The integrated graphics cards would dictate how enjoyable the streaming and video experience would be, so you want to opt for something reliable, but you can’t expect too much either. An Intel HD Graphics 520 card would be good enough for most purposes and provide you with the graphics processing that would optimize the experience you get with the aforementioned screen size and resolution.
The way your detachable laptop would work is by having hinges that you can use to completely detach the keyboard from the screen, thus, turning your “laptop” into a “tablet.” However, there’s another hinge mechanism that relies on 360-degree rotation, which brings your keyboard behind your screen, thereby converting the laptop into a tablet, but without completely detaching the keyboard.
Some hinges are made of flexing material that resembles that of a watch band. Others can be made of complex gear, tiny leprechauns, and pulleys.
What you want to keep in mind is how easy it is to control the hinges and how simple it is to turn your device from one mode to another. Make sure that the device is lightweight enough and comfortable to hold when in tablet mode, but don’t compromise on how solid it feels and performs when in laptop mode.
Naturally, budget is an important consideration, and you can’t expect to buy a reliable device that plays on both portability and powerful functionality if you want to keep it within means. However, if you’re willing to splurge, you’ll definitely be able to find one.
If you’re not looking for too much, you can get 2-in-1 devices at around $350. However, one with enough RAM, processing power, a good resolution, and a solid GPU would probably cost more than $700, and some very high-end models like the Microsoft 13.5-inch Surface Book can cost up to $1,500!
That’s why it’s crucial to consider just how much of the previous aspects you need to set a budget accordingly.
A lot of models on the market compromise the quality of their keyboard and the typing experience for “functionality.” In other words, they make the keyboard too small or too thin, making it too hard or inconvenient to type on.

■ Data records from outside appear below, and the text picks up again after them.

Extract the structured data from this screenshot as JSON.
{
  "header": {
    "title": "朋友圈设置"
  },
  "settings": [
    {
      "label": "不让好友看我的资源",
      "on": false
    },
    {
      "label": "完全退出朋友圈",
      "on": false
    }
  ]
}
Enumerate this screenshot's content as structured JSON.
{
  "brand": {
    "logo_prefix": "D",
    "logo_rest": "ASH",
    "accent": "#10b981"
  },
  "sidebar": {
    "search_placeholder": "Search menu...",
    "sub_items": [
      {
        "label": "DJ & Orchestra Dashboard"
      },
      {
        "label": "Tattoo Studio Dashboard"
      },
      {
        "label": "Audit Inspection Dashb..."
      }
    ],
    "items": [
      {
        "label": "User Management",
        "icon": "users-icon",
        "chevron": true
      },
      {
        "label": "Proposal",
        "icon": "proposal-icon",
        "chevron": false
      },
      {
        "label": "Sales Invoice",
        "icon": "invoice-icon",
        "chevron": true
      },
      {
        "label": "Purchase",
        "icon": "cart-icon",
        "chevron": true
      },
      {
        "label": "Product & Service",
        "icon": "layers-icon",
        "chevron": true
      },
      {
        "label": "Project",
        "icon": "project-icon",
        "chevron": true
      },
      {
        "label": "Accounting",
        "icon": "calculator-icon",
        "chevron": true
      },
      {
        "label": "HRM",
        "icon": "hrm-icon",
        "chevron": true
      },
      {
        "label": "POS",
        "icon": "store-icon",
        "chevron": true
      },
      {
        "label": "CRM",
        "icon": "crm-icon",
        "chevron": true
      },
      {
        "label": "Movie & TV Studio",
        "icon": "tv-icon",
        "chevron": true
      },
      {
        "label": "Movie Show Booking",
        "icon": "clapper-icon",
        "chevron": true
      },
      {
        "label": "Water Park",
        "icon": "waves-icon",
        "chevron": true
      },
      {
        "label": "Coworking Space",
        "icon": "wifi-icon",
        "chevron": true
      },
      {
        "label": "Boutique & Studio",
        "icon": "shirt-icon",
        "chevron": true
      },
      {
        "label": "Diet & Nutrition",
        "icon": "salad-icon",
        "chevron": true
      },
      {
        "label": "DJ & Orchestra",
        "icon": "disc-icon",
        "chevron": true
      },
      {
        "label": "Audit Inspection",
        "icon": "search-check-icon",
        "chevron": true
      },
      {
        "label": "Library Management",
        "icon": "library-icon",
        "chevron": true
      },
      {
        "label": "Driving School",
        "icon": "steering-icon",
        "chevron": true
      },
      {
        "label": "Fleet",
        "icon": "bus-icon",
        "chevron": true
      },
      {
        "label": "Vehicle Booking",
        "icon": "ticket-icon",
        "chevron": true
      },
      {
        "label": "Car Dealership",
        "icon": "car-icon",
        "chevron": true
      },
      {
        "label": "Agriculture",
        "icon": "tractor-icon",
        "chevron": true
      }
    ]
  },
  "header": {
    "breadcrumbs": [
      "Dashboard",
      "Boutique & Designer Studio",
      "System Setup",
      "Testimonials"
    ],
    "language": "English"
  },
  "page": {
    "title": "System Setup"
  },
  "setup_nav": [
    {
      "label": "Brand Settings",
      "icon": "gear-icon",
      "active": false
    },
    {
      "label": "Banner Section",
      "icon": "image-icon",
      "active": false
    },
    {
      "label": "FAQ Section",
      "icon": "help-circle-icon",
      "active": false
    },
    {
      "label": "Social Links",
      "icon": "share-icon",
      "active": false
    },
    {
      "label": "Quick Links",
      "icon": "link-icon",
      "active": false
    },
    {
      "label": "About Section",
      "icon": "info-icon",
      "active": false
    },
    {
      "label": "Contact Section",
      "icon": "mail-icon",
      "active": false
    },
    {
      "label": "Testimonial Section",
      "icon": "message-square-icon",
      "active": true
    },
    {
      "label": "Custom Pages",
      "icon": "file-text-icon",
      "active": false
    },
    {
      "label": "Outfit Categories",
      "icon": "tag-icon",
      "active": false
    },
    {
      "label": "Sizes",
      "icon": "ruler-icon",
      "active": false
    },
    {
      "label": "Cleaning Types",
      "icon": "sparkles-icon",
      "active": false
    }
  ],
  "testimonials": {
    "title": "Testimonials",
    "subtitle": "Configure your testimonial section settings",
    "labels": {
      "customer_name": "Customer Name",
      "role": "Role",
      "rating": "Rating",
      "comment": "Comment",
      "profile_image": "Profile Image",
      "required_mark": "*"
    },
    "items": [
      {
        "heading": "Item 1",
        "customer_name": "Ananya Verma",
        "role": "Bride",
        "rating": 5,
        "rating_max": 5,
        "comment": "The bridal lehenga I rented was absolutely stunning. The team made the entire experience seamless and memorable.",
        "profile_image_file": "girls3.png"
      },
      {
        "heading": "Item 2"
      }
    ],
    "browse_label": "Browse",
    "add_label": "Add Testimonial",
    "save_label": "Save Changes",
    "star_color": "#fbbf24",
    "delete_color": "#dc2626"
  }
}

Make sure there’s enough space between the letters and that the feedback of each letter feels satisfying when pressed. Otherwise, your experience with your detachable laptop will be ruined by the uselessness of the keyboard.
It’s very important to make sure that your detachable laptop comes with an adequate number of ports, according to your needs. For example, make sure it has a USB port for adding a mouse or charging your phone.
These priorities can change, so the ports to be on the lookout for vary from one person to another, but just try to avoid relying on adapters and dongles as they can easily be lost, and they reduce the portability of your setup as they add weight and responsibility for yet another item.
Once you realize how handy a detachable laptop is, you’d hardly want to use any other type of device. And once you know the most important aspects to consider, choosing your device would be a breeze. Hopefully, after reading this guide, you’ve made up your mind about the features you need on your detachable laptop.